It's been an unpredictable start to the Premier League season all round, but that's true of Liverpool more than most. A solid opening day win followed by a toothless performance against Man City. The trashing of Spurs, followed by defeats to Aston Villa and West Ham.
They now lie in the bottom half, with just six points out of 15 possible. Before the season, Brendan Rodgers was talking the side up as title challengers, so what's gone wrong?
For a start, the fact that they've continued their dreadful defensive performances from last season hasn't helped - there are only four teams in the entire league who have conceded more goals this term than Liverpool's eight from five games.
Injuries to Glen Johnson and Jon Flanagan haven't helped matters, but the main problem is, once again, the lack of a quality centre-back pairing. New signing Dejan Lovren can't do it all by himself.
Another unfortunate hinderance is that Steven Gerrard is now really starting to show his age. Despite what Rodgers may say, there must now be some internal concerns over the captain, and it's probably time to start resting him far more often, bringing someone like Emre Can in to stabilise in front of the back four.
With or without Gerrard though, Liverpool's midfield is still having a tough time of it. This is a trickier one to explain, because by rights they should be performing - there's a lot of good players in that midfield, Jordan Henderson and Lucas among them.
So what's the problem there? Well, it could be the current Liverpool staple - not enough depth - but that makes a weak excuse after they spent over £100million on a plethora of players this summer, which allows us a neat segue into the next problem.
Brendan Rodgers was bad in the transfer market this summer. Not apocalyptically bad, but he failed to properly address the areas he needed to improve while simultaneously overpaying for players that the squad might have survived without.
For example - and it feels unfair to pick on him because he's a hard worker who deserves the opportunities he's got, but he embodies this perfectly - Adam Lallana isn't a £25million player in any sane world. Not when Cesc Fabregas cost Chelsea just £5million more. Especially not when Liverpool already have a host of players who can play a similar role as Lallana, to a similar level.
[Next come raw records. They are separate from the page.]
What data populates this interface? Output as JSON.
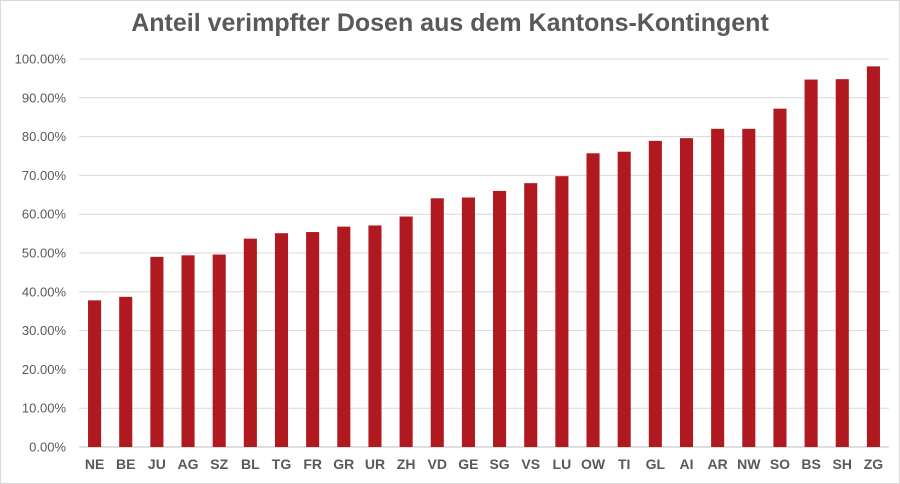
{
  "chart_data": {
    "type": "bar",
    "title": "Anteil verimpfter Dosen aus dem Kantons-Kontingent",
    "xlabel": "",
    "ylabel": "",
    "ylim": [
      0,
      1
    ],
    "yticks": [
      0,
      0.1,
      0.2,
      0.3,
      0.4,
      0.5,
      0.6,
      0.7,
      0.8,
      0.9,
      1.0
    ],
    "ytick_labels": [
      "0.00%",
      "10.00%",
      "20.00%",
      "30.00%",
      "40.00%",
      "50.00%",
      "60.00%",
      "70.00%",
      "80.00%",
      "90.00%",
      "100.00%"
    ],
    "grid": true,
    "legend": "none",
    "bar_color": "#b0191f",
    "categories": [
      "NE",
      "BE",
      "JU",
      "AG",
      "SZ",
      "BL",
      "TG",
      "FR",
      "GR",
      "UR",
      "ZH",
      "VD",
      "GE",
      "SG",
      "VS",
      "LU",
      "OW",
      "TI",
      "GL",
      "AI",
      "AR",
      "NW",
      "SO",
      "BS",
      "SH",
      "ZG"
    ],
    "values": [
      0.378,
      0.387,
      0.49,
      0.494,
      0.496,
      0.537,
      0.551,
      0.554,
      0.568,
      0.571,
      0.594,
      0.641,
      0.643,
      0.66,
      0.68,
      0.698,
      0.757,
      0.761,
      0.789,
      0.796,
      0.82,
      0.82,
      0.872,
      0.947,
      0.948,
      0.981
    ]
  }
}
Poor guy's only played twice this season.
What did Liverpool actually need? Another centre back and a top-class striker to replace Luis Suarez, for a start. And to pre-emptively silence any dissenters - Mario Balotelli isn't a top class striker. He's a decent player, but he's not a replacement for Suarez. Alexis Sanchez could've been. Angel Di Maria, Falcao, even Mario Mandzukic would've been closer to the mark. All of them were available this summer.
And now we near the hub of Liverpool's biggest problem. Their talisman is gone, and they seem a little adrift without his ability to bail them out. Last year, their defensive frailties didn't matter too much because Suarez would be on hand to bang in even more goals than they let in.
He was directly involved in 43 league goals last season (31 goals and 12 assists, if you're counting), and that's hard to replace. Daniel Sturridge looks lost without his hunting partner too, chipping in with just the single goal in the three games he played before his injury.
Whether or not they should've fought harder to keep hold of Suarez - which to be fair, seemed like a lost cause - is a pointless argument now. What matters now is how Liverpool will deal with his loss. The answer, so far, is 'badly'.
The way Liverpool are headed at the moment, it's entirely possible that they'll be left to scrap it out with Manchester United for the last place in the top six, which would be a rather painful comedown after their title challenge last season.